その後、短期間で小説は完成し、彼はそれを出版社に送った。しかし、すぐに編集者から連絡があり、内容があまりにも恐ろしいため、出版は見送られたと告げられた。拓哉は愕然とし、呆然としてしまった。
数日後、彼は再び廃屋を訪れた。暗闇に包まれた部屋の中で、彼は日記をもう一度読み返し、影に関する最後の記述を見つけた。「私は彼を観察している。彼に近づくたびに、彼は自分の影を消すことができない」と書かれていた。拓哉は背筋が凍る思いをし、その場から逃げ出した。
しかし、影は拓哉の逃げ道を塞ぐかのように、彼の後ろにまとわりついていた。帰宅する道すがら、彼の心の中で不安と恐怖が渦巻き、影が自分に何かを無理矢理させようとしているという思念が強まった。彼は自分が書いた小説の恐怖がリアルになっているのではないかと考えるようになり、自身が恐れていた影の存在が彼の創作から生まれたものではないかと疑念が深まった。
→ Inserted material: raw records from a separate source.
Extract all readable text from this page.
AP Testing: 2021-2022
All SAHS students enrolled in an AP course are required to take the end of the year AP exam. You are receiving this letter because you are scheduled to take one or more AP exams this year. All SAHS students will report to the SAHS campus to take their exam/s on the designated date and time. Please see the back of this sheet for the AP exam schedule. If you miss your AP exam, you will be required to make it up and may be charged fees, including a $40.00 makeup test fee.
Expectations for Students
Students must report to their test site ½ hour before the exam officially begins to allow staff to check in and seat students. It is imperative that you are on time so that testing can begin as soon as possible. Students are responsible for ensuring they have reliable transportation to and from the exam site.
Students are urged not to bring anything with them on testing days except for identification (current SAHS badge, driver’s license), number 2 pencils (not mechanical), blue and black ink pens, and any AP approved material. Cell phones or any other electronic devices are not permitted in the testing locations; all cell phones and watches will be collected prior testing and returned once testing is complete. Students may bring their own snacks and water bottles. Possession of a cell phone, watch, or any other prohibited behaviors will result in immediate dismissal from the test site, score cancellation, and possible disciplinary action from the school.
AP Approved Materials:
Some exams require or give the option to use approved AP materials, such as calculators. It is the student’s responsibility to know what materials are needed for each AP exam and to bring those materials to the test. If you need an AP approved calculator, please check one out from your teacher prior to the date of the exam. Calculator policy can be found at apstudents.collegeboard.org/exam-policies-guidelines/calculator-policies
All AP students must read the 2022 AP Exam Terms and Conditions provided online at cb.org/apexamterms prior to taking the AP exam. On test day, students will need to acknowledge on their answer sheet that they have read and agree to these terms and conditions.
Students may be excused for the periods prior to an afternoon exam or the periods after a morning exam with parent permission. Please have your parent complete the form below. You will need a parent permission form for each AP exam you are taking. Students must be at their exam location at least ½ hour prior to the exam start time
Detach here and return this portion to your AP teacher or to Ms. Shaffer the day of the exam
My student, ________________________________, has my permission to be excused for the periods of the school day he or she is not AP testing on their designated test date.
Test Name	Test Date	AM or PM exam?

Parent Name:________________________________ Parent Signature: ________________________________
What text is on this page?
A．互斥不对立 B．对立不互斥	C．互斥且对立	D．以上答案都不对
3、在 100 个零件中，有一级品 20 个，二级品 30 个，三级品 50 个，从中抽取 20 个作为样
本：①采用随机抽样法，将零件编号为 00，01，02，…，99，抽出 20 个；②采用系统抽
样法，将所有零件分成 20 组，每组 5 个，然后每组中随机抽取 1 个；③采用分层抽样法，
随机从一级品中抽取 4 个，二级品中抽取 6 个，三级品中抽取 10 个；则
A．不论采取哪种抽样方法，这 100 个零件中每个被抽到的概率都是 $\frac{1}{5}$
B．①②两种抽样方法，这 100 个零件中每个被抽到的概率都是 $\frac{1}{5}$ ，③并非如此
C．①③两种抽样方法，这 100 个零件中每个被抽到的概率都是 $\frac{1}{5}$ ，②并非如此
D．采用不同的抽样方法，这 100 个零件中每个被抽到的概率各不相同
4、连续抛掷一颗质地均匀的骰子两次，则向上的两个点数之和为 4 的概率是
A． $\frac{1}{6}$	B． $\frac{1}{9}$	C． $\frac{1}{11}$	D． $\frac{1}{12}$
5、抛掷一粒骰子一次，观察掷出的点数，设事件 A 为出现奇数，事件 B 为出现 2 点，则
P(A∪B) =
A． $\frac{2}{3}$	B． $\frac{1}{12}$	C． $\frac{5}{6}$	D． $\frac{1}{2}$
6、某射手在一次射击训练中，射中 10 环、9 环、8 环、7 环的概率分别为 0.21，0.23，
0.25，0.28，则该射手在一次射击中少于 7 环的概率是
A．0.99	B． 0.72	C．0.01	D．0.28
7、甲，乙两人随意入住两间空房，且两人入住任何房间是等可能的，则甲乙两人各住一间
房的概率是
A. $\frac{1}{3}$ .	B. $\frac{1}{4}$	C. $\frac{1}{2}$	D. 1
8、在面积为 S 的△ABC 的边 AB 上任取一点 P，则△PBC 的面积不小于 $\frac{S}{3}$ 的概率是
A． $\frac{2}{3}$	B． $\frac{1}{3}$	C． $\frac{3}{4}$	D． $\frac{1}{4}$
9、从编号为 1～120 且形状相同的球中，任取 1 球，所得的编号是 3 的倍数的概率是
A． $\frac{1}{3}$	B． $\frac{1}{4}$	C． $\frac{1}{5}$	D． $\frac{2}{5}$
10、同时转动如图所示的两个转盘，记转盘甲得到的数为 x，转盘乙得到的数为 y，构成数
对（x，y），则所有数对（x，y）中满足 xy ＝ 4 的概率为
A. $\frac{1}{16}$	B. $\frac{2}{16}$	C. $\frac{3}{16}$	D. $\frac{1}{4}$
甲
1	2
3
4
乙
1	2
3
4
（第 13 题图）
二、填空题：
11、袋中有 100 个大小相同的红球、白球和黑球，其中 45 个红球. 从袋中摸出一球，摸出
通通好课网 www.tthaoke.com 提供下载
拓哉はすべてを放り出し、逃げるように別の町に移り住んだ。しかし、どこに行っても、その影は彼を追いかけ続けた。彼の後ろには常にその怖ろしい存在があった。結局、拓哉は創作の恐怖から逃げられず、彼の人生そのものがホラー小説の一部となってしまったのだ。
廃屋は誰も近づかない場所となり、時間が経つごとにその存在は記憶から消え去っていった。拓哉の名前もやがて忘れ去られ、彼が書いた小説のことも誰も覚えてはいなかった。しかし、影だけは降り続く雨のように、どこかで生き続けているのだろう。彼を追い詰めたその存在は、今や彼の物語の中で永遠に続いているのかもしれない。